На возвратном пути она остановилась опять около статуи и вспомнила все, что вчера сложилось в душе ее.
«Если ты та, кто говорил со мной, — думала она, — то ты научила меня вчера добру. Ты мне показала, что хорошее решение лучше хорошего путешествия. Я тебе обещала войти, улыбаясь, в тюрьму долга, и я сегодня же сделала в искусстве удивительную победу. Я более чем поняла, я почувствовала, я увидела! Я приобрела новую способность! Свет озарил меня, лишь только воля возвратилась в мое сознание. Благодарю, о моя мать, о моя фея! Я обладаю истинною тайною жизни».
Диана покинула Пиктордю, чтобы провести два дня в Манде. Возвратясь домой, она принялась за свою работу и в то же время попробовала, никому не говоря, писать красками. Она просила снабжать ее картинами великих мастеров и каждое утро по два часа копировала их. Она внимательно следила за работой своего отца, который все-таки время от времени писал для церквей толстых мадонн с ротиком в виде сердечка, но который приобрел большой навык в обращении с красками. Она пользовалась его достоинствами и его недостатками.
Однажды Диана попробовала сделать красками портрет: снимая портреты с детей она создала ангелов.
На другой день разглядели, что картина ее превосходна, и слава ее широко распространилась. Лора поняла, что эта прекрасная девушка, так ненавидимая ею и такая терпеливая, была курица с золотыми яйцами, которую не следует убивать Она притихла, покорилась, притворилась ласковой и, за недостатком истинной нежности, к которой было неспособно сердце, показывала ей внешние знаки уважения и внимания. Она согласилась не проклинать ее более, считать себя очень счастливой и не нуждаться ни в чем, даже пользоваться известной роскошью, — потому что Диана охотно лишала себя платья, чтобы дать ей лучшее, — согласилась наконец не беспокоить более доброго Флошарде, который, благодаря дочери снова стал таким же рассудительным и счастливым, как был при своей первой жене.

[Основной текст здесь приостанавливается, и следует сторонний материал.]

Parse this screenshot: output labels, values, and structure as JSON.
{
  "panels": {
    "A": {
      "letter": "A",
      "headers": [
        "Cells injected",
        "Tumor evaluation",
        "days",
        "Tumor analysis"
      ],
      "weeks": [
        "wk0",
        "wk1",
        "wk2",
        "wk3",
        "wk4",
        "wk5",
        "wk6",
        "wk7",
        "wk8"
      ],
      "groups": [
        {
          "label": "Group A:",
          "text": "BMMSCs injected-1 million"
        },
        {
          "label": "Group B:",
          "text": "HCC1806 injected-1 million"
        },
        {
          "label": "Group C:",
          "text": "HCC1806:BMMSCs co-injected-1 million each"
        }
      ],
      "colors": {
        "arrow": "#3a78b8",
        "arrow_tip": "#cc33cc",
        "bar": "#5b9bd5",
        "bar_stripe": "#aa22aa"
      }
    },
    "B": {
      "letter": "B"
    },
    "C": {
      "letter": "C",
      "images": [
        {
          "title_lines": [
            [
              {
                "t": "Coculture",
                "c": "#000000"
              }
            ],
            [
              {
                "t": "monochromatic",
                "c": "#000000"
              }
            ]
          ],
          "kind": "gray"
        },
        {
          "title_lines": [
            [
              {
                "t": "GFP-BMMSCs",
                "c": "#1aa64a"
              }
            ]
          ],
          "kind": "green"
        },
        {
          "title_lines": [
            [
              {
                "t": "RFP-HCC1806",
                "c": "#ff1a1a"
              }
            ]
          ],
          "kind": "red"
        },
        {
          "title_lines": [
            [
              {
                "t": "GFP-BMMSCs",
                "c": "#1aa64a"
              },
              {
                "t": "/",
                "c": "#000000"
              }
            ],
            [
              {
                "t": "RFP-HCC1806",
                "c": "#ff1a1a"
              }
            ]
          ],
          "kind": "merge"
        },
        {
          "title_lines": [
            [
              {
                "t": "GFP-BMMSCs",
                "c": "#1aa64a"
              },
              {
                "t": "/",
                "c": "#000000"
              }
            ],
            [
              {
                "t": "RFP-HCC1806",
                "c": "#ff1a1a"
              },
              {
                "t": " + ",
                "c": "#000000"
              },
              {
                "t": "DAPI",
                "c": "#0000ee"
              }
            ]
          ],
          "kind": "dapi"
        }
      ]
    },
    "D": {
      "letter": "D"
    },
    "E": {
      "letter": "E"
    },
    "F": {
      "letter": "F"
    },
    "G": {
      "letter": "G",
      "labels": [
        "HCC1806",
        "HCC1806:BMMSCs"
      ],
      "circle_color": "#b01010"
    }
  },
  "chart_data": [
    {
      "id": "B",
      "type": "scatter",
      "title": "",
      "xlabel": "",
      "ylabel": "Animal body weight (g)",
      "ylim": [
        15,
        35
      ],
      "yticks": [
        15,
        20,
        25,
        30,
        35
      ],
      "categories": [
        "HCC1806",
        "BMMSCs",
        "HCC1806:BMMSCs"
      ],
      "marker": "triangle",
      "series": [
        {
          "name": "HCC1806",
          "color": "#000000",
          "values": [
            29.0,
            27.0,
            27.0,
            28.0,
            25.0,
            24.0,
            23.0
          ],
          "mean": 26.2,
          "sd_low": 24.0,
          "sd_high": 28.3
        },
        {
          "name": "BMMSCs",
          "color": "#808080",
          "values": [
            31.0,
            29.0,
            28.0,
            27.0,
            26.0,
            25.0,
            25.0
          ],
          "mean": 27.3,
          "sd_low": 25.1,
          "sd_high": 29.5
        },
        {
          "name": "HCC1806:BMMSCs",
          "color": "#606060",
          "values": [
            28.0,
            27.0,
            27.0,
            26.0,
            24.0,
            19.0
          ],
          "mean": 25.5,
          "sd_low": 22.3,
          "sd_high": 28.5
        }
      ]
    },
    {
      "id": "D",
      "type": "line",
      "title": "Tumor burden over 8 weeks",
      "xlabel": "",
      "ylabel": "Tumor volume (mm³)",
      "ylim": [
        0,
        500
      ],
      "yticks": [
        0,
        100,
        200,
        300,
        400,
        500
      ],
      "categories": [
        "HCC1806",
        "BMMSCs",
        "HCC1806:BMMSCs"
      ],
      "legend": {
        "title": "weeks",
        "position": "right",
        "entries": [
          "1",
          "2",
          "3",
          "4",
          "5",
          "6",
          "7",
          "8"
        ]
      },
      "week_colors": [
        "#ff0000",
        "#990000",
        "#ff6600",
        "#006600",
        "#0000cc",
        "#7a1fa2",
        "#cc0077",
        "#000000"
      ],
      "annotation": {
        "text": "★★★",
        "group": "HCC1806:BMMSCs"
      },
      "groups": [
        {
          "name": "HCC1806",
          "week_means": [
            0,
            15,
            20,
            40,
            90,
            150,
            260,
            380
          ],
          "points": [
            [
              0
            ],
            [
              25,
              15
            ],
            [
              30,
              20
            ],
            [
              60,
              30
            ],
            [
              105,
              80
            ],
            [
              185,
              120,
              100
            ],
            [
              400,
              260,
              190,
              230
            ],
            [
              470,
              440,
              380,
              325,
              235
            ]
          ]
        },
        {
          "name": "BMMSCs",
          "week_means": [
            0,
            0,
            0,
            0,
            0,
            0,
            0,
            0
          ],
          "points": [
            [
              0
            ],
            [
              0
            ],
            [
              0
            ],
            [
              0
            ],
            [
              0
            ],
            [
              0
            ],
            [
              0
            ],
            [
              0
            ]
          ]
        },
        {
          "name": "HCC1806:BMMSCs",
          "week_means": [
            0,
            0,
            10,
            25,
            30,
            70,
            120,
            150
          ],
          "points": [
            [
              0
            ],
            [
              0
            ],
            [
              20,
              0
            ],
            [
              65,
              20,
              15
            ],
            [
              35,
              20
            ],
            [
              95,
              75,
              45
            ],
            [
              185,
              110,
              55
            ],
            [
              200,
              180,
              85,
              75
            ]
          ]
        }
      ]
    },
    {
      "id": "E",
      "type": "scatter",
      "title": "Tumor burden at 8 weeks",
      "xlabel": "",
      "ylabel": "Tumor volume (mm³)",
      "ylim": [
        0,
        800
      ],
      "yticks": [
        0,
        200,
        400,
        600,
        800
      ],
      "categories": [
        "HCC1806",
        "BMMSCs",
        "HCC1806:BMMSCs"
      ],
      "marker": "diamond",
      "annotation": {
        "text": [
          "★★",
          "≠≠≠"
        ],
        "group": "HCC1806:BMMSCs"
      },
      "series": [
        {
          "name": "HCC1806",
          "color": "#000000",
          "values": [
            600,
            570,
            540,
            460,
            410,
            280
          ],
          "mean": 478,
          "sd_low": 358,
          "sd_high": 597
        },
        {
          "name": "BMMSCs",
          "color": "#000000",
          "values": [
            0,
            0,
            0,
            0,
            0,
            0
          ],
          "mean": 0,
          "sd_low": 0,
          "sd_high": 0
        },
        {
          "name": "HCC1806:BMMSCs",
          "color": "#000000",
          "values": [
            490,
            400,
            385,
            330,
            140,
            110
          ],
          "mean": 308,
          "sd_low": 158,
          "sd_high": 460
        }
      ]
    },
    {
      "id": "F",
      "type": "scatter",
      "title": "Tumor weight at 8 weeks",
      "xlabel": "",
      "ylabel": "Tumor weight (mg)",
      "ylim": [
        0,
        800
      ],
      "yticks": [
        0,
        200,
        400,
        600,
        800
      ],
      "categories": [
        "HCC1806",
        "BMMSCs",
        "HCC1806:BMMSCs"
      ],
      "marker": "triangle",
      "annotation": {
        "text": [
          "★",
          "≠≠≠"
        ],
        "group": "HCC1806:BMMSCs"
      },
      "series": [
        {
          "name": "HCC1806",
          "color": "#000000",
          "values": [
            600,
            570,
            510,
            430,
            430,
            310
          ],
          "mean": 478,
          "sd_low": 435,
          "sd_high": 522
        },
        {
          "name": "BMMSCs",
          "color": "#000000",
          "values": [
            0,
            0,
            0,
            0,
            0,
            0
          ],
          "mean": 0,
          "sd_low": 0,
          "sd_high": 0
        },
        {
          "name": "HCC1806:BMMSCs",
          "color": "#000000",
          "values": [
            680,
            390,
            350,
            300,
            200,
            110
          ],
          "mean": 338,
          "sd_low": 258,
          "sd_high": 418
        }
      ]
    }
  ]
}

Однажды к Диане явилась виконтесса де-Пиктордю и после тысячи любезностей и стольких же околичностей спросила не может ли она получить обратно часть своих медалей. Она призналась, что поправка павильона потребовала более денег, чем она думала, и что муж ее затрудняется заплатить занятую им сумму, в сущности небольшую, но для него очень значительную.
Бланш прибавила, что если Диана все еще имеет страсть художника к развалинам Пиктордю, то она согласна продать их и уступить ей их со всею скалистою частью парка за весьма умеренную цену.